Our University – Our Neighborhood

Universities are a particular type of thread in a neighborhood fabric. In cities, neighborhood is a highly local concept, comprising maybe  a few blocks, but not so with Southern, nestled between two rivers, and twice that many cultures. Our university exists on the northern boundary of the Bible belt and the southern boundary of the great industrial Midwest, between powerful rivers that for centuries provided the means for trade and commerce. We bridge the southern culture of states rights and fierce independence, and the northern culture of federalism; the city culture of trade and manufacture, and the rural culture of agriculture.
Our location can make our university special and consequential if we but listen carefully.
Selling short the importance of our positions of utility and service at these confluences diminishes our impact on the world. We can affect our nation by service at home. We must celebrate the idea that our region shapes who we are and what we do and vice versa. We must befriend and be befriended. It makes Southern better. It unites and blends, rather than divides and isolates.
Traditionally universities existed as extensions of clerical order, and the various churches and denominations of faith, Christian and non-Christian. Universities mirrored monasteries. Set apart so students could focus on learning, uninterrupted. How inappropriate isolation is for a public university in the 21st century. From the inside out, and the outside in, effective universities embrace, and are embraced.
A university must be responsive to the environment in which it exists. It must provide opportunities to students so they may obtain credentials and develop competencies that allow them to perform in the workplace and meaningfully contribute to the greater community.  This is certainly one of the more important and obvious roles, but only one.

All universities are political organisms, but public research universities in the United States are specifically chartered as such. The importance of focusing public institutions of higher education on critical state and national problems was institutionalized when governments provided resources, land and funding for this purpose. The public service and outreach functions common to universities are almost uniformly expressed as a fundamental aspect of their missions.

Service starts at home at the best universities.

As with all extensions of service, the greatest beneficiary of the service provided is not the individual or the organization served, but the individual or the organization that serves. As Southern Illinois University recognizes the significance of the debt owed to our region, the benefit achieved through serving the people who call Southern Illinois home, the quality of our University will increase in like proportion.
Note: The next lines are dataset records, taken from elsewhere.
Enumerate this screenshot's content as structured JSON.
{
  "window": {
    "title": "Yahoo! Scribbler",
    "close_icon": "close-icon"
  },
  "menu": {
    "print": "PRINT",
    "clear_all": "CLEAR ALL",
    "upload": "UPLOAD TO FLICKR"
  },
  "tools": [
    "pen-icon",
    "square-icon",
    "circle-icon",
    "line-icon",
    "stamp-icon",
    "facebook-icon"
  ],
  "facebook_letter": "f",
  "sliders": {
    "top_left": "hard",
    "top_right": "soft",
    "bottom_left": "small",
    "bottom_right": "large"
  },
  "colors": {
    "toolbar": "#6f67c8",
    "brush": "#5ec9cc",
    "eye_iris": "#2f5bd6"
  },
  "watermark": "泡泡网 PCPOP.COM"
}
Some might believe it will make us parochial, I say it makes us relevant. It is as much a law of the nature of a public university in a free society as the idea that when an apple is cut loose from a tree, it falls to the ground.

Unapplied knowledge is knowledge shorn of its meaning. The careful shielding of a university from the activities of the world around is the best way to chill interest and to defeat progress. Celibacy does not suit a university. It must mate itself with action. –Alfred North Whitehead

Through service we accomplish our academic mission, and improve our neighborhood. When we put our knowledge to work locally, we make our university better nationally and internationally because real need is the best grist for our mill.